I’m going to be completely up-front here: this isn’t a book for everyone. It is in turns eerie, disturbing, introspective, and cynical. I wouldn’t call it a pleasant read. That being said, I’m very glad that I read it.
It’s fairly well-established here that I love an unreliable narrator, and The People in the Trees has two: Dr. Perina’s story is recounted through his memoirs, which he has written while imprisoned for sexual abuse and sent to his good friend Ronald Kubodera, who sings his praises and maintains his innocence. Furthermore, Kubodera uses the introduction as an opportunity to admit that he will edit and remove passages from Pernia’s memoirs. I felt like a kid on Christmas morning.
I first heard about The People in the Trees in passing through the Books on the Nightstand podcast, and I think that I had a wrong impression of it. It had seemed to me as though this would be a scary novel. While it was certainly disquieting, even creepy at times, I wouldn’t call it scary. There was an element of psychological thrill; the reader spends most of the book waiting for the other shoe to drop. Yanagihara does a commendable job of building an intangible suspense – not only are you now sure exactly what you’re waiting for, you’re not sure that you want to find out either.
Since we see everyone and everything in this novel through the Norton/Kubodera filter, the characters all seem to be constructed as merely supports for Norton’s story. In another context, that would bother me, but it works well here. Norton is not a sympathetic character, but as a reader, I found myself more or less agreeing with his impressions of the other characters. The way that Yanagihara persuades the reader to see entirely through this man’s eyes is what makes this novel at once so brilliant and so disturbing.

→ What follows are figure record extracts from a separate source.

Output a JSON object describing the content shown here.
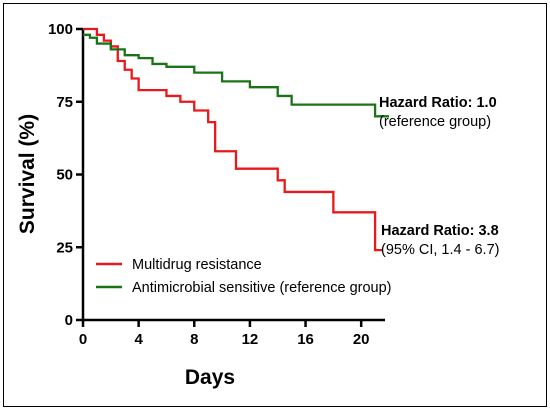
{
  "chart_data": {
    "type": "line",
    "xlabel": "Days",
    "ylabel": "Survival (%)",
    "xlim": [
      0,
      22
    ],
    "ylim": [
      0,
      100
    ],
    "x_ticks": [
      0,
      4,
      8,
      12,
      16,
      20
    ],
    "y_ticks": [
      0,
      25,
      50,
      75,
      100
    ],
    "grid": false,
    "legend_position": "bottom-left",
    "series": [
      {
        "name": "Multidrug resistance",
        "color": "#e8191b",
        "step": true,
        "x": [
          0,
          1,
          1.5,
          2,
          2.5,
          3,
          3.5,
          4,
          6,
          7,
          8,
          9,
          9.5,
          11,
          14,
          14.5,
          18,
          21,
          21.5
        ],
        "y": [
          100,
          98,
          96,
          94,
          89,
          86,
          83,
          79,
          77,
          75,
          72,
          68,
          58,
          52,
          48,
          44,
          37,
          24,
          24
        ]
      },
      {
        "name": "Antimicrobial sensitive (reference group)",
        "color": "#1a7417",
        "step": true,
        "x": [
          0,
          0.5,
          1,
          2,
          3,
          4,
          5,
          6,
          8,
          10,
          12,
          14,
          15,
          21,
          22
        ],
        "y": [
          98,
          97,
          95,
          93,
          91,
          90,
          88,
          87,
          85,
          82,
          80,
          77,
          74,
          70,
          70
        ]
      }
    ],
    "annotations": [
      {
        "title": "Hazard Ratio: 1.0",
        "detail": "(reference group)"
      },
      {
        "title": "Hazard Ratio: 3.8",
        "detail": "(95% CI, 1.4 - 6.7)"
      }
    ]
  }
}
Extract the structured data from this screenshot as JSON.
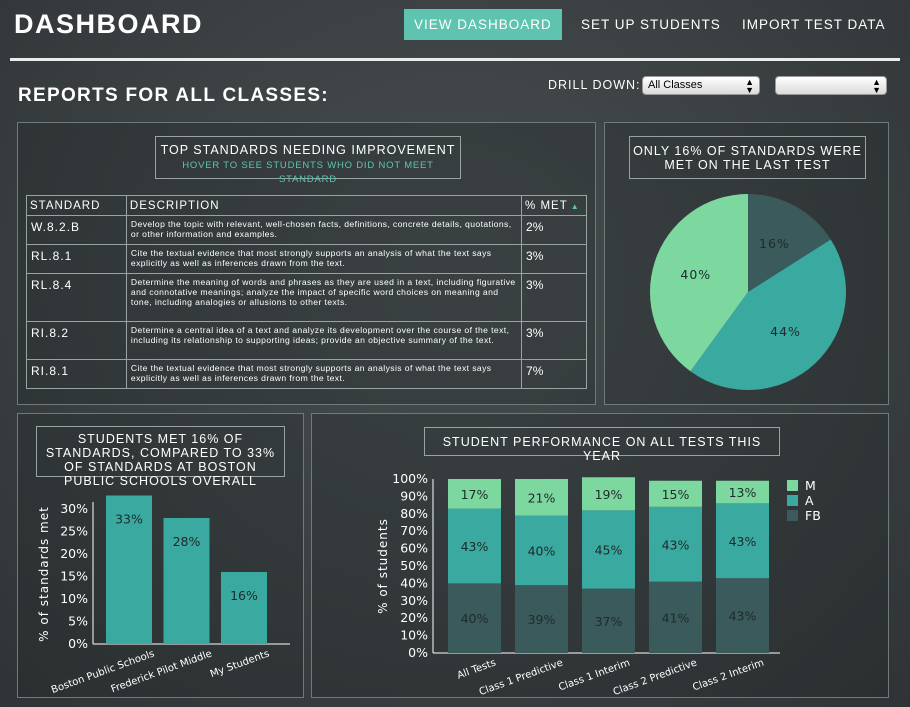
{
  "header": {
    "title": "DASHBOARD",
    "nav": [
      "VIEW DASHBOARD",
      "SET UP STUDENTS",
      "IMPORT TEST DATA"
    ]
  },
  "reports_title": "REPORTS FOR ALL CLASSES:",
  "drill_down": {
    "label": "DRILL DOWN:",
    "selected": "All Classes",
    "second_selected": ""
  },
  "standards_panel": {
    "title": "TOP STANDARDS NEEDING IMPROVEMENT",
    "subtitle": "HOVER TO SEE STUDENTS WHO DID NOT MEET STANDARD",
    "columns": [
      "STANDARD",
      "DESCRIPTION",
      "% MET"
    ],
    "rows": [
      {
        "standard": "W.8.2.B",
        "description": "Develop the topic with relevant, well-chosen facts, definitions, concrete details, quotations, or other information and examples.",
        "pct": "2%"
      },
      {
        "standard": "RL.8.1",
        "description": "Cite the textual evidence that most strongly supports an analysis of what the text says explicitly as well as inferences drawn from the text.",
        "pct": "3%"
      },
      {
        "standard": "RL.8.4",
        "description": "Determine the meaning of words and phrases as they are used in a text, including figurative and connotative meanings; analyze the impact of specific word choices on meaning and tone, including analogies or allusions to other texts.",
        "pct": "3%"
      },
      {
        "standard": "RI.8.2",
        "description": "Determine a central idea of a text and analyze its development over the course of the text, including its relationship to supporting ideas; provide an objective summary of the text.",
        "pct": "3%"
      },
      {
        "standard": "RI.8.1",
        "description": "Cite the textual evidence that most strongly supports an analysis of what the text says explicitly as well as inferences drawn from the text.",
        "pct": "7%"
      }
    ]
  },
  "pie_panel": {
    "title": "ONLY 16% OF STANDARDS WERE MET ON THE LAST TEST"
  },
  "bar_panel": {
    "title": "STUDENTS MET 16% OF STANDARDS, COMPARED TO 33% OF STANDARDS AT BOSTON PUBLIC SCHOOLS OVERALL"
  },
  "stack_panel": {
    "title": "STUDENT PERFORMANCE ON ALL TESTS THIS YEAR"
  },
  "colors": {
    "teal": "#3aa99f",
    "light_green": "#7dd8a0",
    "dark_slate": "#3b5a5c",
    "accent": "#5ec4b0"
  },
  "chart_data": [
    {
      "type": "pie",
      "slices": [
        {
          "label": "16%",
          "value": 16,
          "color": "#3b5a5c"
        },
        {
          "label": "44%",
          "value": 44,
          "color": "#3aa99f"
        },
        {
          "label": "40%",
          "value": 40,
          "color": "#7dd8a0"
        }
      ]
    },
    {
      "type": "bar",
      "categories": [
        "Boston Public Schools",
        "Frederick Pilot Middle",
        "My Students"
      ],
      "values": [
        33,
        28,
        16
      ],
      "value_labels": [
        "33%",
        "28%",
        "16%"
      ],
      "ylabel": "% of standards met",
      "ylim": [
        0,
        30
      ],
      "yticks": [
        "0%",
        "5%",
        "10%",
        "15%",
        "20%",
        "25%",
        "30%"
      ],
      "color": "#3aa99f"
    },
    {
      "type": "bar",
      "stacked": true,
      "categories": [
        "All Tests",
        "Class 1 Predictive",
        "Class 1 Interim",
        "Class 2 Predictive",
        "Class 2 Interim"
      ],
      "series": [
        {
          "name": "FB",
          "values": [
            40,
            39,
            37,
            41,
            43
          ],
          "color": "#3b5a5c"
        },
        {
          "name": "A",
          "values": [
            43,
            40,
            45,
            43,
            43
          ],
          "color": "#3aa99f"
        },
        {
          "name": "M",
          "values": [
            17,
            21,
            19,
            15,
            13
          ],
          "color": "#7dd8a0"
        }
      ],
      "legend_order": [
        "M",
        "A",
        "FB"
      ],
      "ylabel": "% of students",
      "ylim": [
        0,
        100
      ],
      "yticks": [
        "0%",
        "10%",
        "20%",
        "30%",
        "40%",
        "50%",
        "60%",
        "70%",
        "80%",
        "90%",
        "100%"
      ],
      "legend": "right"
    }
  ]
}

Without revealing too much, this is a story rife with moral relativism. It unflinchingly examines colonialism, biomedical ethics, society’s obsession with youth, charity, and the entire discipline of academia. It also happens to contain one of the best descriptions of the scientific process that I’ve ever seen. It is also based on the true story of Nobel Prize Recipient and convicted child molester Daniel Carleton Gajdusek. It’s neither a light nor an easy read, but it’s thought-provoking in the extreme. I highly recommend it.